High Performance and a Toaster
This is a story about high performance… and a toaster.
On my recent holiday, I found myself in the restaurant in the morning preparing myself some breakfast. During which time I observed some interesting behaviours. For the majority of the patrons of the breakfast buffet, they would pick up their bread, put it in the toaster and press it down. They would then stand there and continue to pop the toast up after a minute or so and re-submerge it for further grilling upon the discovery that it wasn’t to their tastes. I then witnessed the same behaviour from some of the same individuals the next day, and the next day. Some individuals I saw a few times over the course of the 8 days, and some I only saw once.
Only upon observing their behaviours did I stop and look at my own behaviours. Had I done the same thing? Demonstrating a complete lack of trust for the toaster and it’s ability to do it’s job? No. The first day I wanted toast, I experimented. I tweaked the settings, made some mistakes, but ultimately landed on the optimum settings for producing toast, exactly to my liking every single time.
So what?… You’re literally talking about a toaster for the love of god man! In that moment, I was taken back to a mindset that has stuck with me ever since a previous mentor drilled into me in the early days of software engineering. Zero, One or Many. Everything falls into one of those categories, Zero, One or Many.
Zero: If it’s something you’re never going to do, then don’t even give it a second thought and just move on.
One: If it’s something you can only perceive being done once, then just do whatever the quickest simplest path to success is.
Many: But as soon as you are going to be doing something more than once, regardless of how many times you expect to be, you should treat it as the potential for an infinite number of uses and spend the time upfront, to ensure the future success of the many.

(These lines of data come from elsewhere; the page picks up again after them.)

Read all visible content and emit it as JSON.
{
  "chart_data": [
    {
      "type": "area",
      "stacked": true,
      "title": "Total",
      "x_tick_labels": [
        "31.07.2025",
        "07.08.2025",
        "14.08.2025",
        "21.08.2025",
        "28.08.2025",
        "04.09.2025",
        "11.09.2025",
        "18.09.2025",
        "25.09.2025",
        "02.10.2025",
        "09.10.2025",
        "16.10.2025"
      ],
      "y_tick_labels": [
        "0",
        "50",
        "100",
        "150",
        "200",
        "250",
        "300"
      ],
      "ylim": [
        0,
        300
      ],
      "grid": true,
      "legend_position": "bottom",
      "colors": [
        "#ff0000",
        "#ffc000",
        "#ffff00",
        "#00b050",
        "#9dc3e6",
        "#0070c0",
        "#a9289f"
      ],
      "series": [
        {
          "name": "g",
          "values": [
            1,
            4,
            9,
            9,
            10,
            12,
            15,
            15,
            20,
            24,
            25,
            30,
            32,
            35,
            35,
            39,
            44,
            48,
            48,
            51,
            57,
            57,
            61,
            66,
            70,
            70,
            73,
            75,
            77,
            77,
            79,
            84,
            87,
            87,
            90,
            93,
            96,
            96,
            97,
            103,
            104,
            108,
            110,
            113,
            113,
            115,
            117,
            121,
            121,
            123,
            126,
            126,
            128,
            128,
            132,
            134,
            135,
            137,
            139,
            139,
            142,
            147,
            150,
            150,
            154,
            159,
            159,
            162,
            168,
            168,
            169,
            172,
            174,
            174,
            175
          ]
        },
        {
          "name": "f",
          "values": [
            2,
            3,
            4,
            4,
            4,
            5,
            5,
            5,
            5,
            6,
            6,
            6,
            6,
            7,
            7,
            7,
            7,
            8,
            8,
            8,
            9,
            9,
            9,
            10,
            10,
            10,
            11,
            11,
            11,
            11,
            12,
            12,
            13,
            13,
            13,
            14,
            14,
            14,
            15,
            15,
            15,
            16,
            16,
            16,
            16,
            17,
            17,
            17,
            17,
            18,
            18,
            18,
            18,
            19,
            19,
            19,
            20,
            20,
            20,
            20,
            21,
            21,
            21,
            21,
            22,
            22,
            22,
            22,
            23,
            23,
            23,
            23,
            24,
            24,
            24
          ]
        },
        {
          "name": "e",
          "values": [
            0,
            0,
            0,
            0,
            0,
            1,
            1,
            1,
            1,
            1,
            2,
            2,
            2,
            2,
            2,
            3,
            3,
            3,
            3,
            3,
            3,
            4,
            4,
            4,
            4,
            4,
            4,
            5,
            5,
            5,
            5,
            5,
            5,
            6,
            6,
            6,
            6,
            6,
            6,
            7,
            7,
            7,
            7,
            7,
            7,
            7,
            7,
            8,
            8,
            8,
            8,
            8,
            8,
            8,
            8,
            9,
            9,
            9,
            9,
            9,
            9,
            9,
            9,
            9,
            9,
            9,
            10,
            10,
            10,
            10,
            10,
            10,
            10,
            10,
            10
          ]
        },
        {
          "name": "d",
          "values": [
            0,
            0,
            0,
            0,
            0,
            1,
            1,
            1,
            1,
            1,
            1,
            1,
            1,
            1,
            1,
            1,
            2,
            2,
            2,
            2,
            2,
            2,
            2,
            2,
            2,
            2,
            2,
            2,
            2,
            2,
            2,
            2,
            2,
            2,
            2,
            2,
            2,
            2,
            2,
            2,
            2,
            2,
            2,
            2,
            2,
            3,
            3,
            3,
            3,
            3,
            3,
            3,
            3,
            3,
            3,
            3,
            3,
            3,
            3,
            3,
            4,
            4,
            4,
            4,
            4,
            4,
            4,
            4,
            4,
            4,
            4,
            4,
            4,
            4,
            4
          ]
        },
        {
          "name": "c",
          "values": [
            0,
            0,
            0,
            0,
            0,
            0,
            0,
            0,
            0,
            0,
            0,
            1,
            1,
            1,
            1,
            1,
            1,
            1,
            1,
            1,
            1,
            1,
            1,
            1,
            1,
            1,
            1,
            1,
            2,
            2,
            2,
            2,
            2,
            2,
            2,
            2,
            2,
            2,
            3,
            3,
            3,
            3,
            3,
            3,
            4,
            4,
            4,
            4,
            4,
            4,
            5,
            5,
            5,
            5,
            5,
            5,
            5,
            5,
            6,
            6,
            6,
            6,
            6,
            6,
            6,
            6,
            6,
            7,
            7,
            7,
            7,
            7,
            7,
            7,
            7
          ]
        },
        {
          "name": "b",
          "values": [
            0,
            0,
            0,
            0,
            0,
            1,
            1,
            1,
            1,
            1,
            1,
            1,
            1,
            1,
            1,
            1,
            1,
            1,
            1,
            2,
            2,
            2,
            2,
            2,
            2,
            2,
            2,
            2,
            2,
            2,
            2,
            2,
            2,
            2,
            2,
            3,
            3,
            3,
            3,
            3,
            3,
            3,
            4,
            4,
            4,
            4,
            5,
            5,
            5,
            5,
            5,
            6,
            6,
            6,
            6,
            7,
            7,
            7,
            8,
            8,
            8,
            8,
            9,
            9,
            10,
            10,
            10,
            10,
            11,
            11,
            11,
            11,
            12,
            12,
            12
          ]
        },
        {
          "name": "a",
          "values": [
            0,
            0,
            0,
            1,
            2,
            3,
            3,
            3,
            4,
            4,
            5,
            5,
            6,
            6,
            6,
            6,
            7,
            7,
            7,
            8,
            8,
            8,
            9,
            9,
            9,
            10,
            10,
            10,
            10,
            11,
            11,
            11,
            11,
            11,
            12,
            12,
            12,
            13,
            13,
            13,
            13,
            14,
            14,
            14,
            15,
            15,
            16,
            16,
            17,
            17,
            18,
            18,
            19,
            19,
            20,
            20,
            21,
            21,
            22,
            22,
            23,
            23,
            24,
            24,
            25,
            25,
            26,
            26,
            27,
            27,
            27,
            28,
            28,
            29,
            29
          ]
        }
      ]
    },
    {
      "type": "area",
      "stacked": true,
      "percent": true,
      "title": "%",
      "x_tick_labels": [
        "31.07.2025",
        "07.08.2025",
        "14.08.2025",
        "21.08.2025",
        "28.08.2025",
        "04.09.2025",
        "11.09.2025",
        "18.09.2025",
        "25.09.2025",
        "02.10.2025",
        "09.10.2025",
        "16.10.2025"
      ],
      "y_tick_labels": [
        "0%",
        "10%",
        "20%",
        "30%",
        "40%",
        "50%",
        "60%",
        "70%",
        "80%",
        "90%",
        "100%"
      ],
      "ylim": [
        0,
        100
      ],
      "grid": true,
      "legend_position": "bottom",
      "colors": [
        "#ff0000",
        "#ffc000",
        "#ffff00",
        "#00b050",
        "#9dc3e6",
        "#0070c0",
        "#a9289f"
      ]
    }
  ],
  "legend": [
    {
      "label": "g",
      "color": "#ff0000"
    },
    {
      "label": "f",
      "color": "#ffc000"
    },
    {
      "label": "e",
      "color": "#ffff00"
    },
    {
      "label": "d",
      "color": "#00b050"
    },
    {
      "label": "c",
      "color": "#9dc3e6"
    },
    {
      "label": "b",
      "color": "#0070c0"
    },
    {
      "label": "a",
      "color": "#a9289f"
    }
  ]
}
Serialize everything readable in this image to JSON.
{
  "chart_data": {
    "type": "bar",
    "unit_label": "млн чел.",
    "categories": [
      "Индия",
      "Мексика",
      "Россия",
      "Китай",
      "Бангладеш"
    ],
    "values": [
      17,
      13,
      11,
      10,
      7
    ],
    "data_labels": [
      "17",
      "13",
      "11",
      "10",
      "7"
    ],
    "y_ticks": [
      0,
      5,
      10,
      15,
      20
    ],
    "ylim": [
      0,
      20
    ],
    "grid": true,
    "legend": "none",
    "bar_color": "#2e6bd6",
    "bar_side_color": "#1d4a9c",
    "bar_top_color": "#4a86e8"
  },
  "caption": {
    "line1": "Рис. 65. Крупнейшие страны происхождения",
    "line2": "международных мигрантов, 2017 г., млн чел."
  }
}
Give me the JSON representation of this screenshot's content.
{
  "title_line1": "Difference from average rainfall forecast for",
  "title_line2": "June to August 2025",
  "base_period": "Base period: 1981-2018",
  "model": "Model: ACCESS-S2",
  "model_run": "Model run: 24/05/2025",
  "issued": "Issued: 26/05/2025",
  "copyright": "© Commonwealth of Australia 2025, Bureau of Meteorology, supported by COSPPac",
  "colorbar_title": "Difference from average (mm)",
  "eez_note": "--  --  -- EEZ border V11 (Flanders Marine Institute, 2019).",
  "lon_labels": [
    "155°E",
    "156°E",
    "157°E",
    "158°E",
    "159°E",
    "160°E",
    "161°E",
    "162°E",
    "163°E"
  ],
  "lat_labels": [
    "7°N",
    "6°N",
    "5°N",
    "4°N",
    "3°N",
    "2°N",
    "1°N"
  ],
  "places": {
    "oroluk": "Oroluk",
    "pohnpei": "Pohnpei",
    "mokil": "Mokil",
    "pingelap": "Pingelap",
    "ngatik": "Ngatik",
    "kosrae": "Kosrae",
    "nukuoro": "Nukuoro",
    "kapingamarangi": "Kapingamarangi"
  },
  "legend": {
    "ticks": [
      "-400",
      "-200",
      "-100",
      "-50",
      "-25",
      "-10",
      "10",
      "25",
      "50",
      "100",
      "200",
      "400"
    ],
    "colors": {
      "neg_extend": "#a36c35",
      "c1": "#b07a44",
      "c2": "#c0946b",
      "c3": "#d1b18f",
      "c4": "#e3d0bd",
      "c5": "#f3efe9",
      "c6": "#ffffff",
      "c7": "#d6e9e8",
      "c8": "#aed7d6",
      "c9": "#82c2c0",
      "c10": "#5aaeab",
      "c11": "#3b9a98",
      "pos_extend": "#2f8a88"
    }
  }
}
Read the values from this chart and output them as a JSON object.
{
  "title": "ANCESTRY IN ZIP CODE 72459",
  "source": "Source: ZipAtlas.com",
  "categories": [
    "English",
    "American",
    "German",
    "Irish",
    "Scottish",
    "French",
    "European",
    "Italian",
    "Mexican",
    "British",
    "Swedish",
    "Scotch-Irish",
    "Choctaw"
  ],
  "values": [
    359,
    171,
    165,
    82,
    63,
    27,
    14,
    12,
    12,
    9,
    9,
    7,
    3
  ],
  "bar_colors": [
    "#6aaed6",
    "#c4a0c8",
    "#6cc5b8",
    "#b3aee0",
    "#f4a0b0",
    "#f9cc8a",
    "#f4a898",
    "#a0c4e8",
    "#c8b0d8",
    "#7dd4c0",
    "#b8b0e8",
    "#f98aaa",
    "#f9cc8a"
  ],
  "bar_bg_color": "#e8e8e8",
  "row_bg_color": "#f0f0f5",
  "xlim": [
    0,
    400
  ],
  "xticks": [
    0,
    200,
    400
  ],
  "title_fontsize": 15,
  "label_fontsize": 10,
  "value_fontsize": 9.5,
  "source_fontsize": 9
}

In this scenario, I spent the time upfront to understand how to get the best results out of the toaster that I was fully expecting to use every day that week. The end result? While on the first day, I spent more time and ultimately made more waste and mistakes than the other patrons. On the 2nd, 3rd, nth day? While they were standing, waiting, popping and re-submerging their toast, devoting their entire focus this one singular task. I was free of my toasting burden to simply set the toaster, walk away and continue prepping my breakfast only returning at the point where it’s popped up and I have absolute faith that it’s perfect and ready to go.
Now naturally, in this very minor example I’ve saved myself all of a 10–20 minutes over the course of a week. But when you apply this thinking to work, business, life, anything really, it enables you to begin benefiting from compound interest in all things you do. Spending the time upfront to save yourself a few minutes every day for the lifetime that problem exists, will very quickly result in a net positive.
This kind of thinking is a key tenant to what ultimately leads to high performing individuals/teams/departments/organisations.
Thank you for listening to my TED talk.